ABD Merkez Bankası FED 11-12 Aralık toplantısından yine piyasaların beklentilerine yanıt verecek kararlar aldı, tahvil alım programını genişletti. Bu aksiyonunun yanı sıra düşük faiz seviyesini koruma süresini de uzattı. Avrupa Merkez Bankası İspanya ve İtalya'nın itfasına kısa süre kalmış tahvillerini alma kararı aldı ki, o da bir taraftan sorunlu ülkelerin borç çevirme sorununa katkı yapacak diğer taraftan piyasaya tahvil alım yoluyla likidite verecek. Japonya da kervana katılarak tahvil alım programını yukarı çekmişti Kasım ayında.
Gerçekten aktörler rollerini oldukça benimsemişler. Gelişmiş ülke merkez bankaları versin likiditeyi, gelişmekte olan piyasalarda "Hop bu paraları" çeksinler. Al gülüm ver gülüm misali. Bu film ilk olarak 2002 yılında vizyona girmişti. Tabii ki iyi filmler gibi ABD yapımı. Filmin ismi "İnsin faizler, başlasın carry trade."
FED yüzde 5'lerin üzerindeki politika faiz oranını kademeli olarak düşük seviyelere çekti ve likidite vermeye başladı. Likiditeyi alan mali kurumlar bunların bir kısmını mortgage kredilerine bir kısmını da sendikasyon kredilerine dönüştürdüler. Böylece, paranın maliyetinin düşük olduğu yerden paranın getirisinin yüksek olduğu gelişmekte olan ülkelere sıcak para girişleri aşırı derecede artmaya başladı.
UYGUN İKLİM
| "Merkez bankaları likidite vererek sorunları çözeceklerini sanıyorlar. Aşırı likidite değil mi 2008 krizinin nedeni? |
2008 krizi ile sihir bozulmuş ve şişen balonlar patlamıştı. Merkez Bankaları büyük küresel krize götüren yöntemleri, ne yaman çelişkidir, çıkış içinde kullanmayı tercih ettiler. Sürekli likidite enjekte ederek büyüme hızlarını artırmaya çalışıyorlar, tabii bu arada piyasa balonlarını yeniden şişirerek.
İYİ SEYİRLER
FED, Eylül ayında 3. parasal genişleme programını (QE3) açıklamış ve aylık 40 milyar dolar mortgage kağıdı alacağı taahhüdünde bulunmuştu. Dün genişleme programını daha da genişletme kararı verdi. Yeni yıldan itibaren aylık 45 milyar dolarlık tahvil alımı yapacak. Twist operasyonu ile kısa vadeli tahvilleri uzun vadelilere dönüştürecek. Bunun yanı sıra başladığı aylık 40 milyar dolarlık mortgage kredilerine dayalı menkul kıymet alımını da sürdürecek. Süre vermiyor FED. "Ne zaman işsizlik oranını yüzde 6.5'lara indirirsem ve ekonomiyi canlandırırsam o zaman alım sürecini sonlandırırım "diyor. Tabii enflasyonun yüzde 2.5 seviyesinin üzerine çıkmaması koşulu da var FED'in.

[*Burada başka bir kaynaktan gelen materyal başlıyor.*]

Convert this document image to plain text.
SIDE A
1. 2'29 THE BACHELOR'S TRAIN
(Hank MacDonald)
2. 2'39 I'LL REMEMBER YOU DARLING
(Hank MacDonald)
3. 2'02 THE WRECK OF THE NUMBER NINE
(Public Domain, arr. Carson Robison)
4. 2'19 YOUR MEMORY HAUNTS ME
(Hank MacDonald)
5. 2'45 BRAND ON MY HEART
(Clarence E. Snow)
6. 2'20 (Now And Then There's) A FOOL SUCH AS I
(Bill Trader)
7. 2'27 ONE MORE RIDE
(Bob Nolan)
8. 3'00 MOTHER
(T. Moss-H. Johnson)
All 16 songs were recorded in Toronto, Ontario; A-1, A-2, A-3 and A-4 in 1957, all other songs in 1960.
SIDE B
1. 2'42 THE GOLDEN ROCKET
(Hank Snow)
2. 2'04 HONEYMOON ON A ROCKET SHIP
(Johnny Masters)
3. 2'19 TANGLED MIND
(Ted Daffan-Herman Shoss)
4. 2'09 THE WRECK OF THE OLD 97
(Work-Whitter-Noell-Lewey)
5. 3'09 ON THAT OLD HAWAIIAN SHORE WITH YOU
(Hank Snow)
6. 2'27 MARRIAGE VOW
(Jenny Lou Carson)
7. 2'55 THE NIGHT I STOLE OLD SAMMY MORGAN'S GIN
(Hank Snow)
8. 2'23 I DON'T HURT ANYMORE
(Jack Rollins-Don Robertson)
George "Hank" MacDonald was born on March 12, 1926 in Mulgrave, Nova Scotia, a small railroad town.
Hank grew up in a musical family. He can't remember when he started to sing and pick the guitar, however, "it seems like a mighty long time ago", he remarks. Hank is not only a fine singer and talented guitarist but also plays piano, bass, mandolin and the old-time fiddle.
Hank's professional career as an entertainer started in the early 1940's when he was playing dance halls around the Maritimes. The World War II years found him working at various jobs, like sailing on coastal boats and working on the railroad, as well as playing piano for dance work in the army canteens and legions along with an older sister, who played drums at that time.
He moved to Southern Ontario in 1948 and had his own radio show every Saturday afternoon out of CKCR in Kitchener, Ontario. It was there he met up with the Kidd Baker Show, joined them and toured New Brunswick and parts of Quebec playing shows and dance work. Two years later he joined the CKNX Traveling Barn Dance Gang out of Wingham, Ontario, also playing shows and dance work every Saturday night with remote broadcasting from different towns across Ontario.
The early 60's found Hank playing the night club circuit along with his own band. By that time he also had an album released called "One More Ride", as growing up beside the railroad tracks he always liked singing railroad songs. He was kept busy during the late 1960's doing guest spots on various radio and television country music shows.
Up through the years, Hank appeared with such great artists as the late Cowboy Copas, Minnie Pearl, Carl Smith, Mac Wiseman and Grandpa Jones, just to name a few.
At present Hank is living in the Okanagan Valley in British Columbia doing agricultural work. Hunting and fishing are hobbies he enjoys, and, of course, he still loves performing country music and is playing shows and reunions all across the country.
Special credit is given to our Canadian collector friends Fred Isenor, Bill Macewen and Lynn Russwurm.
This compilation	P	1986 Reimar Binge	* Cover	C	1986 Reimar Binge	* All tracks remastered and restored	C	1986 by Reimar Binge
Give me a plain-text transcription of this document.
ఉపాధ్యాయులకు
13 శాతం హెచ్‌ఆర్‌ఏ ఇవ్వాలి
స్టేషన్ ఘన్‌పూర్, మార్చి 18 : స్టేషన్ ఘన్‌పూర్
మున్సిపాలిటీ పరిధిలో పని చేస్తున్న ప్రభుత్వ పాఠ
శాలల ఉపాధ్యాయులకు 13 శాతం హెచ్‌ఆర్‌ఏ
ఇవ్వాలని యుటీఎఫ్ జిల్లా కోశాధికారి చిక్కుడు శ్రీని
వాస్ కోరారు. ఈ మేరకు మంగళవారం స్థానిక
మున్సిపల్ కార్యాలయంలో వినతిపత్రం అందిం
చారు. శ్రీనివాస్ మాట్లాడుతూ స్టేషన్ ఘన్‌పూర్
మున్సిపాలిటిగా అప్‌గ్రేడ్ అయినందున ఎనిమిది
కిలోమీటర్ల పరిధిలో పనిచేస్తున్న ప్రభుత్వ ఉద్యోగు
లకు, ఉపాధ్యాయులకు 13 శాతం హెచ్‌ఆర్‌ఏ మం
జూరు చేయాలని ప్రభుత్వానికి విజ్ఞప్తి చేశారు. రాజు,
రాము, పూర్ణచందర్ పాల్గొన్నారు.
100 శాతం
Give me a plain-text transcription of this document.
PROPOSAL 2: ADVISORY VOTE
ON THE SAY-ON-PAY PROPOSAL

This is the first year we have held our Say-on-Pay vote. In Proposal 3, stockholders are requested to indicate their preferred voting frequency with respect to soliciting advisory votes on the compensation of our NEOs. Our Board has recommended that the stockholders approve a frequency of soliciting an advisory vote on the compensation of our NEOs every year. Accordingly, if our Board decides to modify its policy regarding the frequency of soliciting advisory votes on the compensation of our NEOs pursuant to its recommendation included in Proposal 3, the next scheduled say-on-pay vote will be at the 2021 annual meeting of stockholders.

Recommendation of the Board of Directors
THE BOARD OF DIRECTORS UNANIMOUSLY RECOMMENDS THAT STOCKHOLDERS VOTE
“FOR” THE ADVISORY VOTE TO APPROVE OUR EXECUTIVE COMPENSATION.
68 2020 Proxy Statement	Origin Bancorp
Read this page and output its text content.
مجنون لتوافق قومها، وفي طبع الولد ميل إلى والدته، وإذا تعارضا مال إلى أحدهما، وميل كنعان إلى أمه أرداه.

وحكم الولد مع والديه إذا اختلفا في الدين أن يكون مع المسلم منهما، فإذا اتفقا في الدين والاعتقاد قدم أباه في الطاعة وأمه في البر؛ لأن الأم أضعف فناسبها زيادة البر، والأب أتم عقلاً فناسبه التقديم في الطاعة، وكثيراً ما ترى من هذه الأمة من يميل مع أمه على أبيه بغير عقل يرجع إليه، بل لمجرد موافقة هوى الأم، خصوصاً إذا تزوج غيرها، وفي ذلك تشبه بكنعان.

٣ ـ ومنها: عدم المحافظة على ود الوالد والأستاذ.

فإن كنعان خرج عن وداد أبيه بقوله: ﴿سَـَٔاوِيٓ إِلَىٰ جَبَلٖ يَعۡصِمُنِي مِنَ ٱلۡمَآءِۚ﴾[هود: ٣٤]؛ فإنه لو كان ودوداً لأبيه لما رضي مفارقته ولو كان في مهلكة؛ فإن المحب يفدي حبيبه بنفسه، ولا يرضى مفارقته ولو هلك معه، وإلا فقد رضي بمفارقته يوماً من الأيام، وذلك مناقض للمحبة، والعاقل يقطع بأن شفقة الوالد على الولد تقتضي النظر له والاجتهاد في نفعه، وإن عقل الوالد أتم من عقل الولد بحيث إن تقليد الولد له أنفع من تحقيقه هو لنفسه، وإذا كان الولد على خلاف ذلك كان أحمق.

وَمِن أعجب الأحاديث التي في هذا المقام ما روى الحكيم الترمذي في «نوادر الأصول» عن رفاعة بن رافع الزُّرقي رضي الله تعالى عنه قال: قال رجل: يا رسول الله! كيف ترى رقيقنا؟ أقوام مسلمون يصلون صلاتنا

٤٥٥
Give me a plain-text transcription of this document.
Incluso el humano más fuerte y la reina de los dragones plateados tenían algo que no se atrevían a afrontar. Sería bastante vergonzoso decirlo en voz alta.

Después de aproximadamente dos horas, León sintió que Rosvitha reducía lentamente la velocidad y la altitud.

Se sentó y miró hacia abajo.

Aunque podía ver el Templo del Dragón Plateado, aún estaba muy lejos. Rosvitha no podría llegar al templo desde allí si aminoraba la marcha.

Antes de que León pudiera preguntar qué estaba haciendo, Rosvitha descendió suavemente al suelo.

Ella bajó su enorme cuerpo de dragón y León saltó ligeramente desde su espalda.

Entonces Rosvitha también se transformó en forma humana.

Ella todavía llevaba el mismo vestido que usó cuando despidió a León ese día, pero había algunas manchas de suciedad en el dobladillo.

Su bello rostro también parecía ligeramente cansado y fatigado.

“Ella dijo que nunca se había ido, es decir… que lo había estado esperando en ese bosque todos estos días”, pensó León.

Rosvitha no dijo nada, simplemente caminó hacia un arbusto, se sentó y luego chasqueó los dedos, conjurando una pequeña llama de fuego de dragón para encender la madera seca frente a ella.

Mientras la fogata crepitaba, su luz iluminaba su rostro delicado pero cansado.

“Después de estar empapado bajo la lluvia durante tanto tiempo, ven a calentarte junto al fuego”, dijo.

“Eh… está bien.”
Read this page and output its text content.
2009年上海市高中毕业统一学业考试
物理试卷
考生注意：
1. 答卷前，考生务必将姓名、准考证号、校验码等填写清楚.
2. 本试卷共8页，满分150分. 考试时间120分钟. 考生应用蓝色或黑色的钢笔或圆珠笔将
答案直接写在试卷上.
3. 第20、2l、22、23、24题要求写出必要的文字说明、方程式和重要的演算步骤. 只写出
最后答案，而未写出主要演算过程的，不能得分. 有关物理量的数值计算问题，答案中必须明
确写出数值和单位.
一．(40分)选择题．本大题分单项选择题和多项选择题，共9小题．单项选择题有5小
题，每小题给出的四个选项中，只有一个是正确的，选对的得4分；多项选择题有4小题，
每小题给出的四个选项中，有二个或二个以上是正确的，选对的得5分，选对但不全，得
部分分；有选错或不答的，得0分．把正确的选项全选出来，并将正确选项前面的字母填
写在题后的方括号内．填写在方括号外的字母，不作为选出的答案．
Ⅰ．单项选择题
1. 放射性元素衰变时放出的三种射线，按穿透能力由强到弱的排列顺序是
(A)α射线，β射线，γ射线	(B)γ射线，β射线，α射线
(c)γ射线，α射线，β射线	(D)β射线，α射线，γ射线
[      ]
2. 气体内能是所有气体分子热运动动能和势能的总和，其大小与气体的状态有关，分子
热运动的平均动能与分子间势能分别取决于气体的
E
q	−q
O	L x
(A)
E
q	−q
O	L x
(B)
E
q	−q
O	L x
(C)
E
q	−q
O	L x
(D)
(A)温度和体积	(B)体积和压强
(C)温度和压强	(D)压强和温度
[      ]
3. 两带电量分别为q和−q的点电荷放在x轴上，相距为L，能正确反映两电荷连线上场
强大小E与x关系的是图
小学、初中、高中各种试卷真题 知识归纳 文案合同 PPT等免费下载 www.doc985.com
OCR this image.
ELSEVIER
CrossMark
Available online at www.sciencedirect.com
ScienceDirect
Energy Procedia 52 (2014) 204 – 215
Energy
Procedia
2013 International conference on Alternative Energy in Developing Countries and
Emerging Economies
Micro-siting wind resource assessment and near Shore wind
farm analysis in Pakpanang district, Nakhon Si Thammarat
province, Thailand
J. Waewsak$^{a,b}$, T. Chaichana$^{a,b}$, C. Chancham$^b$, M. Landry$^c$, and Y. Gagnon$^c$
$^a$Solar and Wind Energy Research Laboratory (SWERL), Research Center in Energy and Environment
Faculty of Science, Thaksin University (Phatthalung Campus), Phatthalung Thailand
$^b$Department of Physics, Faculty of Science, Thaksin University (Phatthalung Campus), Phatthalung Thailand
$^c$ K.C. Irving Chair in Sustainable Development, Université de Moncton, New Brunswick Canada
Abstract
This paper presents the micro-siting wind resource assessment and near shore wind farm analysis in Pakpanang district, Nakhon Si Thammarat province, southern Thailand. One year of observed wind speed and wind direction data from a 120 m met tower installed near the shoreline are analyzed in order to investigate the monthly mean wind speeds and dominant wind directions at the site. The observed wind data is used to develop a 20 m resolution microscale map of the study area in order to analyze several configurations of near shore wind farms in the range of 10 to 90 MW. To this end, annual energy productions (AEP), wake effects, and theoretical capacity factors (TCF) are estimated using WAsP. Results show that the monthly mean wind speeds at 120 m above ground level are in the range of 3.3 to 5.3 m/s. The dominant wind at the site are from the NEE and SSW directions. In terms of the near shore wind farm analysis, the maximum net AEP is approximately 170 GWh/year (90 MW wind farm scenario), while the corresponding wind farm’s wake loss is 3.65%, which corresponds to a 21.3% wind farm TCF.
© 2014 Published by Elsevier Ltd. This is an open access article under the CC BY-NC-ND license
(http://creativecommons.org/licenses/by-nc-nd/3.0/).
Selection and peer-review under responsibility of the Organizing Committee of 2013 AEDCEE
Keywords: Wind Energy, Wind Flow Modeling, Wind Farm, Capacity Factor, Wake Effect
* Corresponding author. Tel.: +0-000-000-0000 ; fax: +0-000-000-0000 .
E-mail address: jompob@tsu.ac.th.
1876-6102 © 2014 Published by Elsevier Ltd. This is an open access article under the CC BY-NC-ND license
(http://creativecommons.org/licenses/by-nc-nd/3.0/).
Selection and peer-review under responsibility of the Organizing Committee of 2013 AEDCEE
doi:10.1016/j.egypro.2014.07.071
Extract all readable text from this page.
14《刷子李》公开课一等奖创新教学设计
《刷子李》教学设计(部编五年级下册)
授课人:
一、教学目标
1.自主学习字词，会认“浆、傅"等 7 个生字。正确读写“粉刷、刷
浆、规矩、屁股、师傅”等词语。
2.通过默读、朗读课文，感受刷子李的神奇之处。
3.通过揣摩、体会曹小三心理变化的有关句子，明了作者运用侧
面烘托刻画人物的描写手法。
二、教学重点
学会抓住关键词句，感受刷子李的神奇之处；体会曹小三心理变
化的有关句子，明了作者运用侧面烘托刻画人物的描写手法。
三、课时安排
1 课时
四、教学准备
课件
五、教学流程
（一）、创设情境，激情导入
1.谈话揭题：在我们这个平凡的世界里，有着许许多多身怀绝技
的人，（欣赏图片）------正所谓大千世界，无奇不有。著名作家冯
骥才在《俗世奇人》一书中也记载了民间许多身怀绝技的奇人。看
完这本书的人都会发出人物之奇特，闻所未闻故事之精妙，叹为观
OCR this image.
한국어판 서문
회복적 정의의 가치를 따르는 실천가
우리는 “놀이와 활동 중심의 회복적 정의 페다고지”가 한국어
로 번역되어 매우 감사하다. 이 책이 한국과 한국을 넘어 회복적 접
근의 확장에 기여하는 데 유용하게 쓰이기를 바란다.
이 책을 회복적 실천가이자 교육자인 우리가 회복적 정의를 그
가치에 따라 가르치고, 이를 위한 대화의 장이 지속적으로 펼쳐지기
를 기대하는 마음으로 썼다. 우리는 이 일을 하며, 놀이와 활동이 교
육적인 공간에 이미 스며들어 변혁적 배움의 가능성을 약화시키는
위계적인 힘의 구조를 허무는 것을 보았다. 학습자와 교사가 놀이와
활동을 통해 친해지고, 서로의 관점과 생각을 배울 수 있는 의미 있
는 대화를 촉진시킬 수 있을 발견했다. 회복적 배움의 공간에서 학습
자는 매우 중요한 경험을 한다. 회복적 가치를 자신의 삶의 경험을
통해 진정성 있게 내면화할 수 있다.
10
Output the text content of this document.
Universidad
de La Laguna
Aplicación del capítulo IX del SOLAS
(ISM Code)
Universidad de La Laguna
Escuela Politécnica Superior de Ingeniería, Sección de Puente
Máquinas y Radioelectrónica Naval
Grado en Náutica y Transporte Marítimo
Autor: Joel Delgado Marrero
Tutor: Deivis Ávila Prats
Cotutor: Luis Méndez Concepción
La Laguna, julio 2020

Dün sona eren toplantıda bazı projeksiyonlarını da revize etti. Daha önce 2013 yılı büyüme beklentisi yüzde 2.3'ten yüzde 3'e yükseltti, işsizlik oranını yüzde 7.4'e ve enflasyon oranını da yüzde 2'ye çıkardı. Bu beklentileri baz aldığımızda FED'in 2015'in sonuna kadar sıfır seviyesindeki faiz oranını koruyabileceğini söyleyebiliriz.
FED'in "verdiği coşkudan" en fazla etkilenen borsa İMKB. Şu anda 2012 yılında en çok kazandıran borsası dolar cinsinden. Hala da soluklanmadan gidiyor. 80 binleri bırakın 90 binler havada uçuşmaya başladı şimdiden. Birkaç gün soluksuz çıkışların sonrasında kar realizasyonları ile küçük düzeyde de olsa geri çekilmelere tanık olacağız.
Sözün özü, aynı filmi gelecek yılda da izleyeceğiz. Bazı risk faktörleri para sihirbazları ve falcılar tarafından şapkanın içinde saklanacak. Halinden memnun yüksek karları cebe indiren yatırımcılar patlamış mısır ve kola eşliğinde filmi büyük zevkle izliyorlar. Ne diyelim; iyi seyirler.